Your single most important setup step is to identify tomorrow’s frog before you finish your workday today. Why? Because it completely eliminates morning indecision. When you wake up, you don’t waste precious mental energy debating what to work on. The decision is already made. Your brain has even had time to subconsciously mull over the task while you slept, a concept that many creatives and problem-solvers find incredibly valuable. Take two minutes before you log off to look at your task list and ask yourself one question: “What one thing, if I get it done tomorrow, will have the biggest positive impact on my goals?” That’s your frog. Write it down on a sticky note and place it in the center of your desk or make it the only high-priority item in your digital to-do list.
Next, you must create a protected space in your schedule to do the work.
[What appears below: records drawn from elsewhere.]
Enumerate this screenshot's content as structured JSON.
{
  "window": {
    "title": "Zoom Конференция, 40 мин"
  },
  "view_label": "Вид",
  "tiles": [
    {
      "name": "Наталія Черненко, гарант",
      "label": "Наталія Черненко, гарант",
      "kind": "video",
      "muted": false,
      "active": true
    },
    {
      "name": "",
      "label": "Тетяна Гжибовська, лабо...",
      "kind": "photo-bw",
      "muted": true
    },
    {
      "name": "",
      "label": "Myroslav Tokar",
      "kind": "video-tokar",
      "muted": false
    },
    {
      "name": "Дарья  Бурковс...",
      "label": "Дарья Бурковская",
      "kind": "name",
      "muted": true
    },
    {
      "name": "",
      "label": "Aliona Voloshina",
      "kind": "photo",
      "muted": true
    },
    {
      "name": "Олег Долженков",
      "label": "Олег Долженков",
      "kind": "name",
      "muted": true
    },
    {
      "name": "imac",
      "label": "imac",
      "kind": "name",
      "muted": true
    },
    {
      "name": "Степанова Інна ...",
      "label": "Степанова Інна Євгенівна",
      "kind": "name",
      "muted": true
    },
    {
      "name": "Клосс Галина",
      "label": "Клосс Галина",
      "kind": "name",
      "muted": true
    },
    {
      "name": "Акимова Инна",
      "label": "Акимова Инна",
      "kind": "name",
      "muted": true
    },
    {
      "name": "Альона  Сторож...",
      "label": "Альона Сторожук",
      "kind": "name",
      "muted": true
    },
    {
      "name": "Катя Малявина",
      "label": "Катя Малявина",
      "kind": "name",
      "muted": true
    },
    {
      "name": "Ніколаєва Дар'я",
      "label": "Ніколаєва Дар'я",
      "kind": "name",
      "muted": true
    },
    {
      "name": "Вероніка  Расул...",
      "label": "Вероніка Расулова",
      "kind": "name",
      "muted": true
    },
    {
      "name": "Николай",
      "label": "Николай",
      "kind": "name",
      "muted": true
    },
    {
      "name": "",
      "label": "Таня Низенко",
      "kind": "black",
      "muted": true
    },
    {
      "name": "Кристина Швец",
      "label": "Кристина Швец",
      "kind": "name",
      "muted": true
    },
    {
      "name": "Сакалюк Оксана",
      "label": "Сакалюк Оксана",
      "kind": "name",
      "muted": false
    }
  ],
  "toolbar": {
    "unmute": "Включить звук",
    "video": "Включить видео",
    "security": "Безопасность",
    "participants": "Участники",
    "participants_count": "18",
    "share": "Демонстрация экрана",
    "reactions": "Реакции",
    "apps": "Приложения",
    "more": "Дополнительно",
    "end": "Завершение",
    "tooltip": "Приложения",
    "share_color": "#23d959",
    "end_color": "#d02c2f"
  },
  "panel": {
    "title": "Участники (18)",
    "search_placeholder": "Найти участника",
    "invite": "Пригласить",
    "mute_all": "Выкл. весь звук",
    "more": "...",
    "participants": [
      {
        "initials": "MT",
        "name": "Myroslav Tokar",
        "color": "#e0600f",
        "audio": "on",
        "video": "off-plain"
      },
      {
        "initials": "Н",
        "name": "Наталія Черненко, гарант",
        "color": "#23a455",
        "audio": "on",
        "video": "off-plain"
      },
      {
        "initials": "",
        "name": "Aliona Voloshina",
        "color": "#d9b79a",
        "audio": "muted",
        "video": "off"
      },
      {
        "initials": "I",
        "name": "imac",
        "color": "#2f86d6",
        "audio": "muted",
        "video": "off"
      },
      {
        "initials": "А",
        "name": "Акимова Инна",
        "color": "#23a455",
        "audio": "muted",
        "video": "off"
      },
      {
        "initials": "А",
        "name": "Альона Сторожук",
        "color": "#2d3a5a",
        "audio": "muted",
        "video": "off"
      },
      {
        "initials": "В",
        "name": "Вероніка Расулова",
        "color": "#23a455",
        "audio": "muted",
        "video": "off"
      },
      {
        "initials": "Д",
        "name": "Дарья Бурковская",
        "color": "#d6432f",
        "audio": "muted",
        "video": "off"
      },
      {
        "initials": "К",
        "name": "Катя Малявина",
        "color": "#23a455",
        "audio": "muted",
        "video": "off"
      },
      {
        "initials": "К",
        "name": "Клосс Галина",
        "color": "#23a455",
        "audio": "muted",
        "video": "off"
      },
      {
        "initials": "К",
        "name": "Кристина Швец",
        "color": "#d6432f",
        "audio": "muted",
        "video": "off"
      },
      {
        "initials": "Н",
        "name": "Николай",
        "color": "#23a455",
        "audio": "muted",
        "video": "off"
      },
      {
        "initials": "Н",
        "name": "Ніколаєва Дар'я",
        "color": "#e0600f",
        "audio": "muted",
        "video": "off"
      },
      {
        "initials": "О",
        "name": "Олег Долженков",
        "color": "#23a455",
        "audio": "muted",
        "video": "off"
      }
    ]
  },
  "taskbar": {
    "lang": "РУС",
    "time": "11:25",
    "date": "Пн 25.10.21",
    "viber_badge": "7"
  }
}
This is where time blocking comes in. Time blocking is the practice of scheduling specific blocks of time in your calendar for specific tasks. For your frog, you should block out the first 60 to 90 minutes of your workday. Label this block clearly: “FOCUS: Eat the Frog” or “DEEP WORK: Project X.” This visual commitment in your calendar serves as a powerful reminder to yourself and a signal to colleagues that you are unavailable. It’s an appointment with your most important work.
A related concept is timeboxing, where you set a fixed period of time to work on a task and stop when the time is up. You might give yourself a 75-minute timebox to work on your frog. This can make a large, intimidating task feel more manageable because there’s a defined endpoint. It also helps combat Parkinson’s Law, the adage that work expands to fill the time available for its completion. By setting a tight deadline, you encourage intense focus.
Finally, prepare your environment. This protected time block is sacred. Before you begin, close all unnecessary browser tabs. Turn off email and chat notifications. Put your phone in another room or, at the very least, on silent and out of sight. A single notification can be all it takes to break your concentration, leading to what’s known as context switching—the process of reorienting your brain from one task to another, which drains significant mental energy. Your frog deserves your undivided attention.